Anaplastic Large Cell Lymphoma (ALK-negative) Following Diffuse Large B-Cell Lymphoma: A Rare Sequential Occurrence

Introduction/Background/Significance: Diffuse large B-cell lymphoma (DLBCL) is the most common non-Hodgkin lymphoma, typically managed with R-CHOP chemotherapy. While transformation within the B-cell lineage (e.g., follicular lymphoma to DLBCL) is well described, lineage conversion from B-cell lymphoma to T-cell lymphoma is exceedingly rare. Composite or sequential lymphomas involving different lineages occur in < 5% of cases and pose significant diagnostic and therapeutic challenges. Only isolated case reports describe anaplastic large cell lymphoma (ALCL), usually ALK-negative, arising after treated DLBCL

Materials and Methods/Case Presentation/Objective: A 64-year-old man with no significant past medical history presented with three weeks of fevers, drenching night sweats, a 20-pound unintentional weight loss, and generalized body aches. He was noted to have diffuse lymphadenopathy on examination.

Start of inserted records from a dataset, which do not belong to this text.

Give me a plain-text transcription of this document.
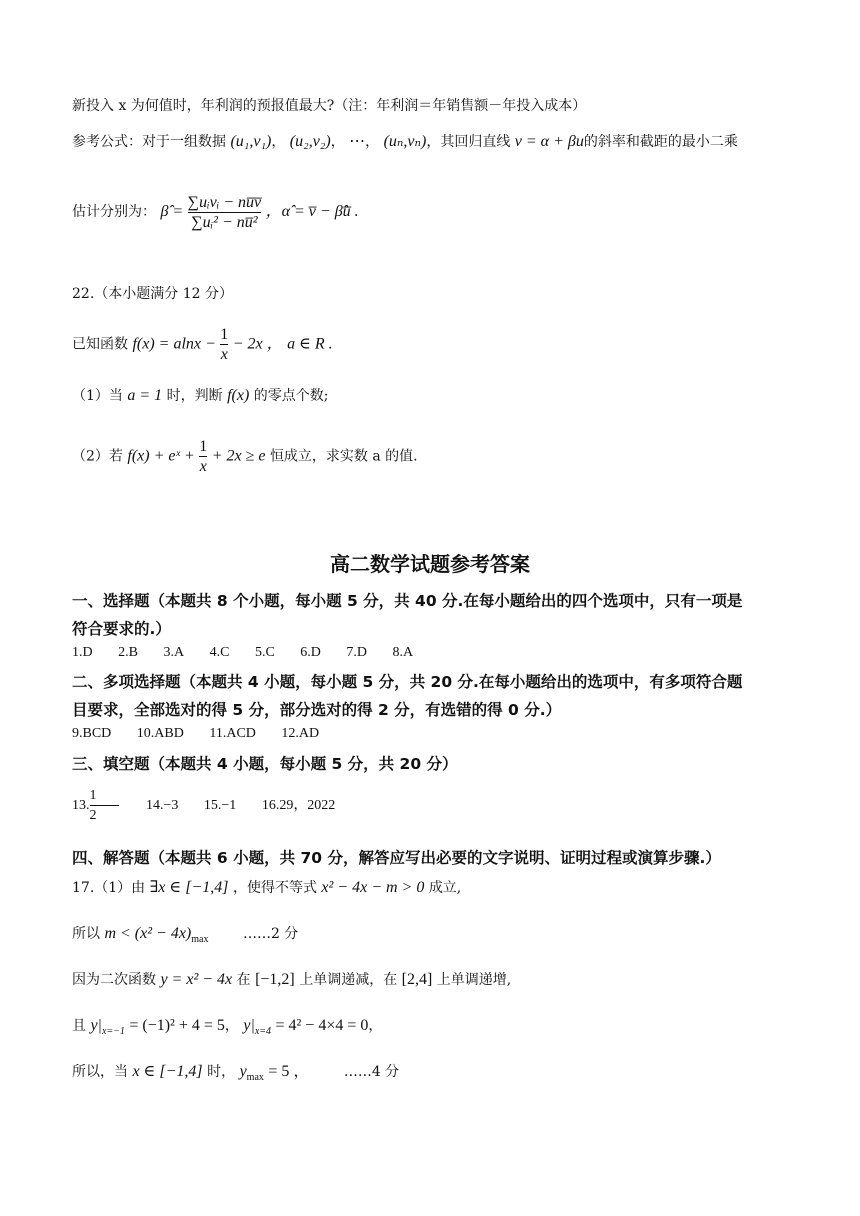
新投入 x 为何值时，年利润的预报值最大?（注：年利润＝年销售额－年投入成本）
参考公式：对于一组数据 (u₁,v₁)， (u₂,v₂)， ⋯， (uₙ,vₙ)，其回归直线 v = α + βu的斜率和截距的最小二乘
估计分别为： β̂ = $\frac{\text{∑uᵢvᵢ − nu̅v̅}}{\text{∑uᵢ² − nu̅²}}$ ，α̂ = v̅ − β̂u̅ .
22.（本小题满分 12 分）
已知函数 $f(x) = alnx - \frac{1}{x} - 2x$ ， a ∈ R .
（1）当 a = 1 时，判断 f(x) 的零点个数;
（2）若 f(x) + eˣ + $\frac{1}{x} + 2x \ge e$ 恒成立，求实数 a 的值.
高二数学试题参考答案
一、选择题（本题共 8 个小题，每小题 5 分，共 40 分.在每小题给出的四个选项中，只有一项是
符合要求的.）
1.D 2.B 3.A 4.C 5.C 6.D 7.D 8.A
二、多项选择题（本题共 4 小题，每小题 5 分，共 20 分.在每小题给出的选项中，有多项符合题
目要求，全部选对的得 5 分，部分选对的得 2 分，有选错的得 0 分.）
9.BCD 10.ABD 11.ACD 12.AD
三、填空题（本题共 4 小题，每小题 5 分，共 20 分）
13. $\frac{1}{2} 14.-3$ 15.−1 16.29，2022
四、解答题（本题共 6 小题，共 70 分，解答应写出必要的文字说明、证明过程或演算步骤.）
17.（1）由 ∃x ∈ [−1,4] ，使得不等式 x² − 4x − m > 0 成立,
所以 $m < (x^2 - 4x)_{max}$ ……2 分
因为二次函数 y = x² − 4x 在 [−1,2] 上单调递减，在 [2,4] 上单调递增,
且 $y|_{x=-1} = (-1)^2 + 4 = 5$， $y|_{x=4} = 4^2 - 4\times 4 = 0$，
所以，当 x ∈ [−1,4] 时， $y_{max} = 5$ ， ……4 分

Initial workup, including a CT chest, abdomen, and pelvis, revealed widespread lymphadenopathy and a suspicious right middle lobe pulmonary nodule. An excisional biopsy of a left inguinal lymph node showed diffuse large B-cell lymphoma with strong CD30 expression and a high proliferation index (Ki-67 >90%), but negative for ALK and pan–T-cell markers. The patient was initiated on R-CHOP chemotherapy and tolerated five cycles, complicated only by mild peripheral neuropathy.

Eight months after initial treatment, interval imaging demonstrated new hepatic masses, pulmonary nodules, and persistent bulky retroperitoneal adenopathy, prompting repeat tissue evaluation.

Results/Description/Main Outcome Measures: A liver core biopsy revealed an anaplastic large cell lymphoma, ALK-negative, with a T/null cell immunophenotype (CD4+, CD30+, CD43+, negative for B-cell markers). A repeat groin lymph node excision confirmed ALK-negative anaplastic large cell lymphoma. There was no evidence of composite disease at initial diagnosis, indicating a sequential development of two distinct lymphoma subtypes.

Conclusions: This case highlights the rare occurrence of a T-cell lymphoma emerging after a B-cell lymphoma diagnosis. The mechanism of such lineage change is unclear but may involve therapy-related clonal selection, treatment-induced mutagenesis, or unrecognized minor T-cell clones at presentation that later emerge as dominant disease.

Importantly, the clinical course raised suspicion for a change in tumor biology, emphasizing the need for repeat biopsy in patients with atypical progression or relapse. The transition to ALK-negative anaplastic large cell lymphoma carries prognostic significance, as this subtype is associated with poorer treatment response and overall survival compared to ALK-positive disease.